Not many people would have recognized how special Miss Mary Ellington was in her teaching career. We thought she was teaching verbs and nouns, but oh, she was doing so much more. She was preparing young students for greatness. Three of the most outstanding people that I have known give Miss Ellington credit for her assistance and financial support in getting a college education.In different places I heard firsthand about two mill town boys and a Snellville youngster that gave Miss Ellington credit for their opportunities. General Larry Capps headed up the Patriot Missile Program and later was Chief Executive for the Space and Rocket Center in Huntsville. Dr. Marshal Edwards became one of the countries great Baptist ministers, and Dr. J Y Jones whose surgery talents have restored eyesight to literally thousands of underprivileged people all give Miss Ellington much credit for their success. I wonder how many others are out there that are thankful to Miss Ellington for her support?


If a person goes to Lawnwood Cemetery on highway 278 in Covington and wanders around you'll likely see a grave marker with a young basketball player on it. This is the resting place for one of the most outstanding players & fierce competitor that a coach could have. In the Porterdale Gym 56 years ago before an overflow group of mourners Billy Dean Rutledge's funeral was held. A blue and white bouquet of flowers with the words All Star and the number 13 was above the basketball goal.My wife Jan, with tears streaming down her cheeks whispered to me that she would never complain again about the time that I spent coaching young people.Out of respect for Billy Dean none of my players ever wore the number 13 during my coaching career in Georgia.

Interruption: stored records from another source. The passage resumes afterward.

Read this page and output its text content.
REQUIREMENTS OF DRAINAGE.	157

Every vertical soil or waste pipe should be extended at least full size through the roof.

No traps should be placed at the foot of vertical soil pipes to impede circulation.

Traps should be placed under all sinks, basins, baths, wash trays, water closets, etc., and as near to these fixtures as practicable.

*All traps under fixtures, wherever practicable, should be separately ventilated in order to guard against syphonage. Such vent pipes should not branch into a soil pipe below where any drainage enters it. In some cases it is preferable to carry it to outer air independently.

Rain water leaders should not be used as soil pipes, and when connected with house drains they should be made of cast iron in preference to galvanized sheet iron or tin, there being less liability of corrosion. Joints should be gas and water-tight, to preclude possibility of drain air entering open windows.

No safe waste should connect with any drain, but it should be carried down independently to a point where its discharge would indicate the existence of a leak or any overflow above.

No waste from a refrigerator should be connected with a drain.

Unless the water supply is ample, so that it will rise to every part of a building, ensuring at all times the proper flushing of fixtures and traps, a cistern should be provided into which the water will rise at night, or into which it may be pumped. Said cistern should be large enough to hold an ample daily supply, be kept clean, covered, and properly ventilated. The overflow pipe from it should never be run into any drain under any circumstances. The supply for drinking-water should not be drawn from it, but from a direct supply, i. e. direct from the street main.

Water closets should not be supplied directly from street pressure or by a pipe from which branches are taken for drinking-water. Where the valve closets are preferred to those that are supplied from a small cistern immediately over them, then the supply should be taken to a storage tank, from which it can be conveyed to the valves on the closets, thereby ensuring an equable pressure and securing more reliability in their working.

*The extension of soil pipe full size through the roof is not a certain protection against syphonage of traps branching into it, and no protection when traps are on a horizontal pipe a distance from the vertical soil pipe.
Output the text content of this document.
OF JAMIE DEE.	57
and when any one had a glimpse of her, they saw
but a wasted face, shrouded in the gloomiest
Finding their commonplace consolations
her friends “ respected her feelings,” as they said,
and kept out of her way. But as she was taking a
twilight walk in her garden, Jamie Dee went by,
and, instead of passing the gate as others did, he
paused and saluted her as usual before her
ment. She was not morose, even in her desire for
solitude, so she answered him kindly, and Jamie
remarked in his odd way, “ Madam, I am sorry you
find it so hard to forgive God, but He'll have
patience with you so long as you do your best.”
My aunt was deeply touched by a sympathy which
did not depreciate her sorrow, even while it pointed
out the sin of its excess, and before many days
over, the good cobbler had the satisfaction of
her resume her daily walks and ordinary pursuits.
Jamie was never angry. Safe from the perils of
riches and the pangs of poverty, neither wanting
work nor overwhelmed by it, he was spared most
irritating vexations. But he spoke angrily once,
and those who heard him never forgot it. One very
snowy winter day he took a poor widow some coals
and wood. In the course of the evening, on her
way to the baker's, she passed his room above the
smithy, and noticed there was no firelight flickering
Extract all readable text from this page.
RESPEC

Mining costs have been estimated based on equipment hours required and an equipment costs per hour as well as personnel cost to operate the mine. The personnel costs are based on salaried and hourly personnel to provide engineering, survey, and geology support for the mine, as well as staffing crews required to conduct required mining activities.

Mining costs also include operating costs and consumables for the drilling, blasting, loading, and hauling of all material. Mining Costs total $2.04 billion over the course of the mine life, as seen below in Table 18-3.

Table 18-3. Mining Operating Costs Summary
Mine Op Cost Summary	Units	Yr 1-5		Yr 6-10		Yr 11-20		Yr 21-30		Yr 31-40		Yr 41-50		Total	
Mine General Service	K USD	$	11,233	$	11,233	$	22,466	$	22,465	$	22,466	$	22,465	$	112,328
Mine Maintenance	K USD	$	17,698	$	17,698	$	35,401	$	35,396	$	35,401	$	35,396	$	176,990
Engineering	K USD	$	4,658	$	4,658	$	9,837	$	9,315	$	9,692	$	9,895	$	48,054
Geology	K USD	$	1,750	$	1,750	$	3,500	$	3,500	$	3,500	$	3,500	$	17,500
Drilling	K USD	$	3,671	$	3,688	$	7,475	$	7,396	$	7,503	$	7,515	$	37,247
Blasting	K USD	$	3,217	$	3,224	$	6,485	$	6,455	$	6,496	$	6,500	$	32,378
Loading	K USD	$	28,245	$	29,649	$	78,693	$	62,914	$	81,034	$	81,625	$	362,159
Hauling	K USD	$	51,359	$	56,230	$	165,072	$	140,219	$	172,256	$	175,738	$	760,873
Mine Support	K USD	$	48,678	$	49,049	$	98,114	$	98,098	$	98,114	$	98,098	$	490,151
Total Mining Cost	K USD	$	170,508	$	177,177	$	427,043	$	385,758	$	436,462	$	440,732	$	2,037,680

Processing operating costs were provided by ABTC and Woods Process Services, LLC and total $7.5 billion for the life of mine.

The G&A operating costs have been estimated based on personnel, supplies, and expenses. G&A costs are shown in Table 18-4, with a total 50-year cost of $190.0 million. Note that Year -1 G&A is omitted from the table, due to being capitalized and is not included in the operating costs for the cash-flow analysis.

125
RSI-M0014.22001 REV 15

The efforts and passion of a dedicated number of young people and fans that loved the game of basketball set a national record that still stands 47 later. Many old timers remember the sell-out games that led to standing room only, the doors being chained shut, bars on the windows, in order to help limit the crowds. one student remarked that he didn't see the second half of the Price game because he got tired of holding on to the telephone pole.